Por Redacción Contra Réplica

A 80 años del día de Hiroshima: el inicio de la era nuclear que cambió al mundo

Hace casi 80 años, la bomba arrojada sobre Japón lo cambió todo. José Elías Romero Apis explica a las nuevas generaciones el contexto histórico sobre ese día negro que, asegura, aún no termina

El día más importante en la vida de Hiroshima fue el de hace exactamente 80 años. También ese fue uno de los días más largos de la historia. A las 8:16 del lunes 6 de agosto de 1945 estalló allí la primera de las únicas dos bombas atómicas que, hasta hoy, se han arrojado sobre seres humanos.

Para casi todos los habitantes del planeta ese día comenzó como muchos otros.  Nada anunciaba que se distinguiría de los demás. Mientras estallaba el artefacto nuclear bautizado como Little Boy, transportado desde Guam por el bombardero B-29 de nombre Enola Gay, los mexicanos vivían una tarde normal. Eran las 16:16 horas del primer domingo de agosto.

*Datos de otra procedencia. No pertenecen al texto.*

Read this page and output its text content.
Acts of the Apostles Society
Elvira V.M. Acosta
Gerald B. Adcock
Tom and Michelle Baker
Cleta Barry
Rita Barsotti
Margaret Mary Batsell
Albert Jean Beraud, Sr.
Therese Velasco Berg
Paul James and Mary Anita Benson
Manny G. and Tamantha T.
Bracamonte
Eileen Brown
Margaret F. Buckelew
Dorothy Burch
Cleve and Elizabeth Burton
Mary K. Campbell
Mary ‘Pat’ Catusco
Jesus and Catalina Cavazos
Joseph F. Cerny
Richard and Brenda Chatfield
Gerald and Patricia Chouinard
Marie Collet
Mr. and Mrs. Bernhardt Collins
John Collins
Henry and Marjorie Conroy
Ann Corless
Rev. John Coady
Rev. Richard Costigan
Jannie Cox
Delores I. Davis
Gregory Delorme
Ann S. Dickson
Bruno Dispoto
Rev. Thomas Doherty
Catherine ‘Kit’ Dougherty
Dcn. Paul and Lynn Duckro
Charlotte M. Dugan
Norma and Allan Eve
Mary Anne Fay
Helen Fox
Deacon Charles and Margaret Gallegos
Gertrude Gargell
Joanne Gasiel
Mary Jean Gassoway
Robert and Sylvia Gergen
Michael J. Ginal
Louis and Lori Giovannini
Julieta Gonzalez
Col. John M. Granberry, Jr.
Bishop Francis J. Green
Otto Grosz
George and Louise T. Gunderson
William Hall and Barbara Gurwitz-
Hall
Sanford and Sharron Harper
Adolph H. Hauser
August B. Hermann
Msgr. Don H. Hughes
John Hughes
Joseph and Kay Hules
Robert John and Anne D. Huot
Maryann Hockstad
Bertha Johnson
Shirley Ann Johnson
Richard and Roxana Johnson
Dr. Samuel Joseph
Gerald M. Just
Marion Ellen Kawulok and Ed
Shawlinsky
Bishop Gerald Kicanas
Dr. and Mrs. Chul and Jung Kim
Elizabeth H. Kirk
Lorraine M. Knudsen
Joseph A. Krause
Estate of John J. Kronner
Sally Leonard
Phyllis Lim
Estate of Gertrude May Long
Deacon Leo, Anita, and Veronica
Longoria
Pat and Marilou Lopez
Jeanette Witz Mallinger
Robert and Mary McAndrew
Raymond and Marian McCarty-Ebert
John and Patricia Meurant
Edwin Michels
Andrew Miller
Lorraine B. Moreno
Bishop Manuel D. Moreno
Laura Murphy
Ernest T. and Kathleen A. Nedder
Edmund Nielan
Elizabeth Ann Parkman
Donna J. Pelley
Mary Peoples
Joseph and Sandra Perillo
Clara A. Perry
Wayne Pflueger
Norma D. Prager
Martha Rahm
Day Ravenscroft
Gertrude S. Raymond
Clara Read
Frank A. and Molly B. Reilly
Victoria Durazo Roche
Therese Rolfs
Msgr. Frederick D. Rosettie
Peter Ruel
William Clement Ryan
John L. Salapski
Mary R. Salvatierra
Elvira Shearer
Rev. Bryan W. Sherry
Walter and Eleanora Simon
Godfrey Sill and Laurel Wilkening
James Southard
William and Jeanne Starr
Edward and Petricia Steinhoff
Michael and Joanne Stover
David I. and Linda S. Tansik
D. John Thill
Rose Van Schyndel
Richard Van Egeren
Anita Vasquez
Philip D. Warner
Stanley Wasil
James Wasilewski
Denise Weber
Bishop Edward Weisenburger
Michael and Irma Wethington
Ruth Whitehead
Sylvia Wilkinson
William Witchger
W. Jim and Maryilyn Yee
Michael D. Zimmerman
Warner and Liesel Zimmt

Por eso, convine con Pascal Beltrán del Río que esta efeméride se publicara este primer domingo de agosto, aunque en este año no coincidiera con el día 6, pero sirve de preámbulo recordatorio.

Quizá ese día jugó el América, el España o el Necaxa. Quizá en el Toreo de la Condesa toreó Luis Procuna, Silverio Pérez o Carlos Arruza.  Quizá, en el novísimo Hipódromo de las Américas, corrieron Jackstraw, Hyhustle o Gay Dalton.

Todo era igual pero tan sólo en las apariencias. Porque en el fondo de la realidad mucho de lo esencial de la vida colectiva de los habitantes del tercer planeta había cambiado para siempre. En unos instantes, en menos de un minuto, había cambiado la política, la economía, la guerra, la paz, el equilibrio, la concepción del mundo y la concepción de la vida.

El día de Hiroshima no sólo fue importante para sus habitantes. Lo fue para todos los seres humanos. Para los que murieron, pero también para los que sobrevivieron. Para los entonces vivos y para los que todavía no nacíamos. Para ellos, para nosotros y para los que habrán de sucedernos. Pero ese día crucial en la vida de la humanidad requiere de una mínima explicación, sobre todo para las jóvenes generaciones. Trataré de ser lo más breve y lo más claro.

# # #

Los eventos de la Segunda Guerra Mundial se precipitaron vertiginosamente desde el principio de 1945. Ya en junio del año anterior se había consumado la invasión de Europa en las costas francesas de Normandía y, con ello, se iniciaba la liberación del continente y la inminente e inevitable derrota de Alemania.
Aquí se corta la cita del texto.